Las portadas
de los periódicos –no todos- se hacen eco de las escandalosas cifras del
desempleo. Son números; números que no incomodan a quienes los producen.
En las dos
últimas legislaturas, con gobiernos –al parecer- de diferente decorado
ideológico, se han perpetrado sendas reformas laborales. Esto se traduce, ni
más ni menos, que en pérdidas de derechos por parte de la clase trabajadora.
Las
matemáticas no mienten: después de cada reforma laboral ha habido escandalosos
repuntes en el desempleo. Aun así, ambos desafueros siguen recibiendo alabanzas.
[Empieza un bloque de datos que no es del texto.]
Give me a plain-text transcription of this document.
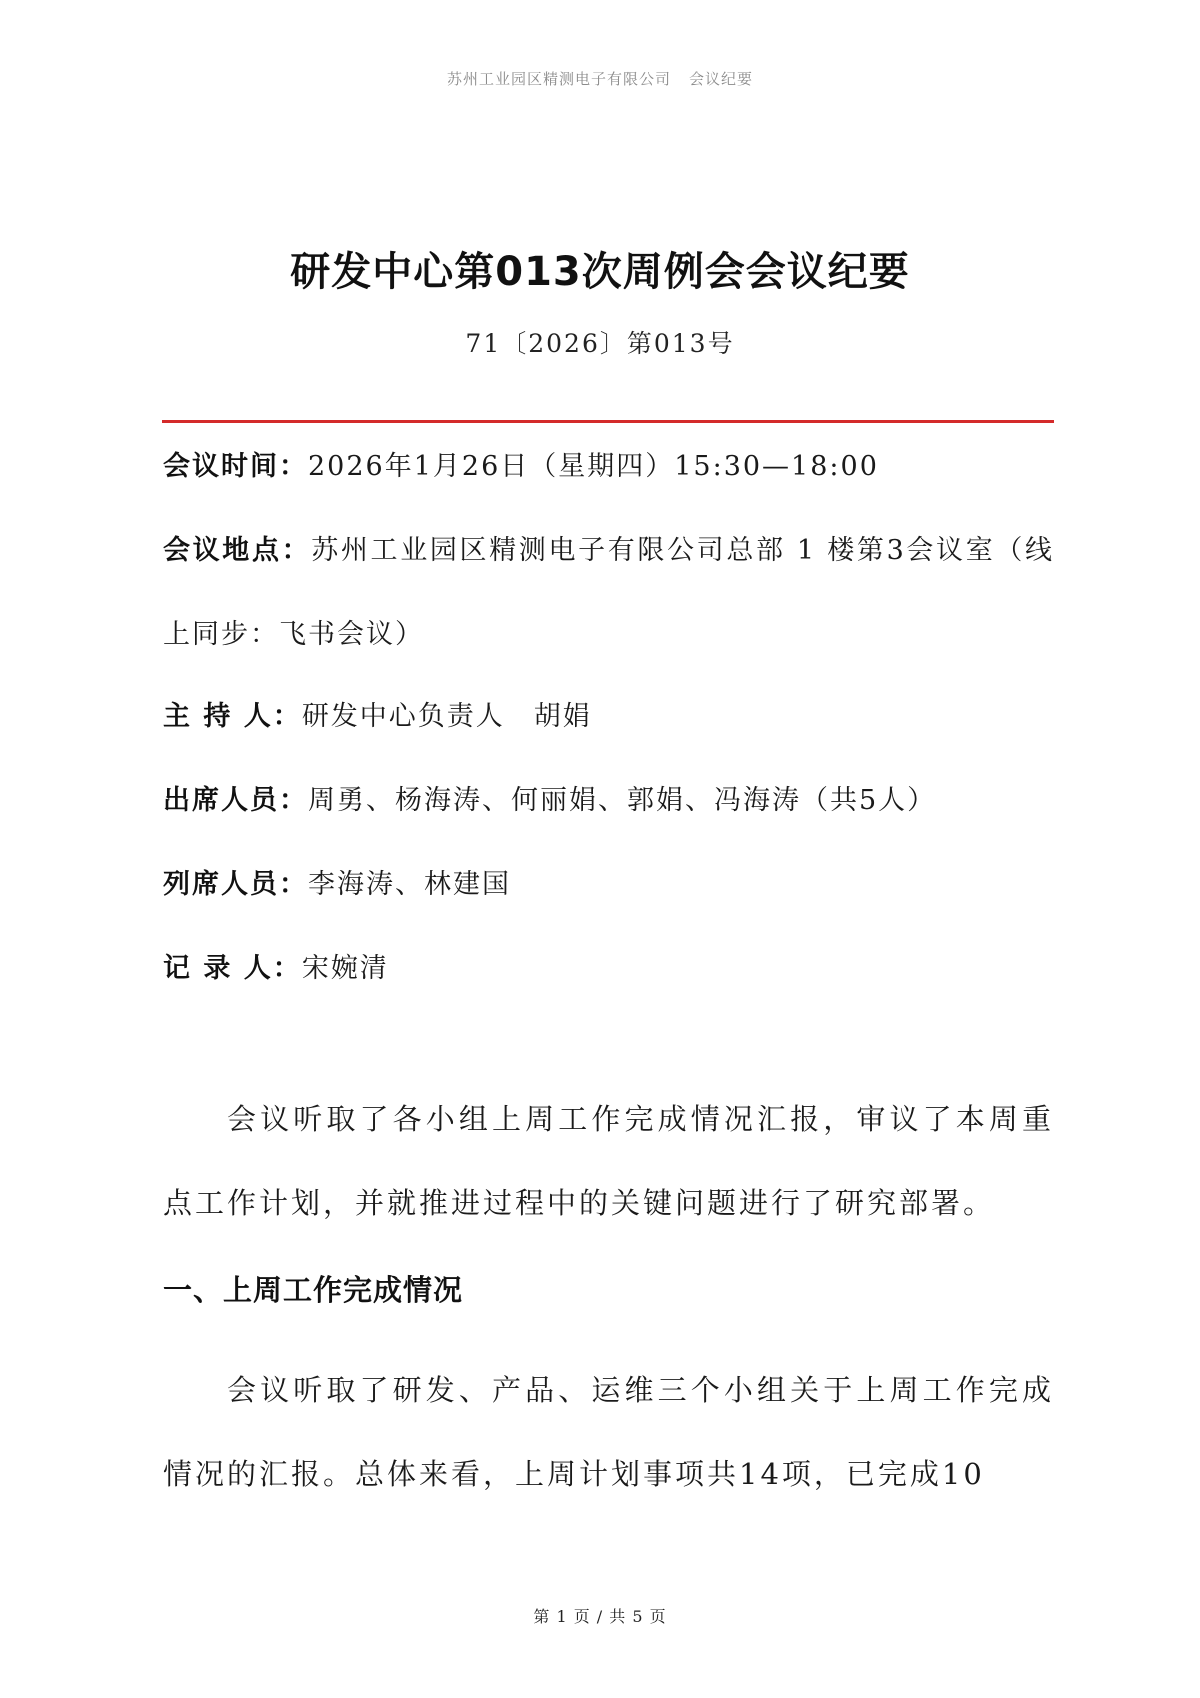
苏州工业园区精测电子有限公司 会议纪要
研发中心第013次周例会会议纪要
71〔2026〕第013号
会议时间：2026年1月26日（星期四）15:30—18:00
会议地点：苏州工业园区精测电子有限公司总部 1 楼第3会议室（线上同步：飞书会议）
主 持 人：研发中心负责人　胡娟
出席人员：周勇、杨海涛、何丽娟、郭娟、冯海涛（共5人）
列席人员：李海涛、林建国
记 录 人：宋婉清
会议听取了各小组上周工作完成情况汇报，审议了本周重点工作计划，并就推进过程中的关键问题进行了研究部署。
一、上周工作完成情况
会议听取了研发、产品、运维三个小组关于上周工作完成情况的汇报。总体来看，上周计划事项共14项，已完成10
第 1 页 / 共 5 页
Hay muchas formas de psicopatía, y la peor de ellas es la de los que se aferran
a un sistema que produce muertos de hambre.
Pero los
informativos se limitan a dar números. Millón arriba, millón abajo, los números
nada significan si los que producen esos números no son capaces de ponerse en
la piel de los seres humanos que hay detrás de las cifras.
Las cifras
del paro parecen atender a lo visible, a los puestos de trabajo que se pierden
en las factorías, en la construcción, en los servicios públicos, en las
sucursales que se cierran cada vez que hay fusiones bancarias. Lo que sucede
fuera de nuestro espejo urbano, no existe para el objetivo de las cámaras.
El desempleo
se ceba con mucha más crudeza en el campo, que es, a fin de cuentas, el lugar
de donde sale gran parte de nuestra comida, la comida de todos. A la
insoportable situación económica se ha unido una temporada –la pasada- sin
apenas precipitaciones. En las zonas olivareras de Andalucía, la producción de
la última cosecha es una de las más escasas de los últimos decenios. El
resultado es obvio: no hay trabajo.
Esa mano de
obra indispensable para poder sostener la consabida dieta mediterránea se ve
obligada a practicar una dieta mucho menos saludable: la dieta del ayuno
involuntario.
Durante los
años de la burbuja inmobiliaria, los jornaleros perdían el tren del
enriquecimiento rápido que el ladrillo proporcionaba en otros lares. A lo más
que aspiraban era a alcanzar una forma de vida digna, apartada de las
comodidades urbanas y resignada a la austeridad, pero digna a fin de cuentas.
Hipócritamente
vilipendiado por la burguesía más rancia, el campo ha seguido cubriendo
nuestras necesidades básicas, a pesar de los abusos que han soportado esos
mismos productores que, un año tras otro, han visto en las estanterías de los
supermercados unos precios cuarenta veces superiores a los que ellos percibían
de los intermediarios.
Hace unos
días, en Carcabuey (Córdoba), los trabajadores del campo se encerraban en la
sala de plenos de su ayuntamiento con la esperanza de ser escuchados. Los
informativos apuntan el objetivo hacia otro lado y besan con devoción la mano
que les da de comer. El año que viene, esos pudientes que desprecian a los
trabajadores del campo, tendrán que aliñar las ventrescas y el jamón con aceite
de importación. A ellos qué les importa que esas lejanas gentes de los olivares
pasen apuros.
La vida de
la mayor parte de los campesinos es dura. Eso es algo que ignoran aquellos que
destinan buena parte de un dinero que no les pertenece a salvarles el
patrimonio a los banqueros. Hay quien clama desde el foro que se corten las
subvenciones al campo, pero no dice nada del restaurante del Congreso de los
Diputados, donde sus señorías se dan el filete por tres euros y ochenta
céntimos. Para sus señorías es indigno viajar en clase turista; ¿qué opinarían
entonces de acudir al trabajo en el remolque de un tractor? Y eso en el mejor de los casos, porque
cuando no hay trabajo, el remolque del tractor es un milagro del cielo.
Los medios guardan silencio. Entretienen a los usuarios con cháchara y balompié. Lo malo del silencio es que tiene demasiados cómplices.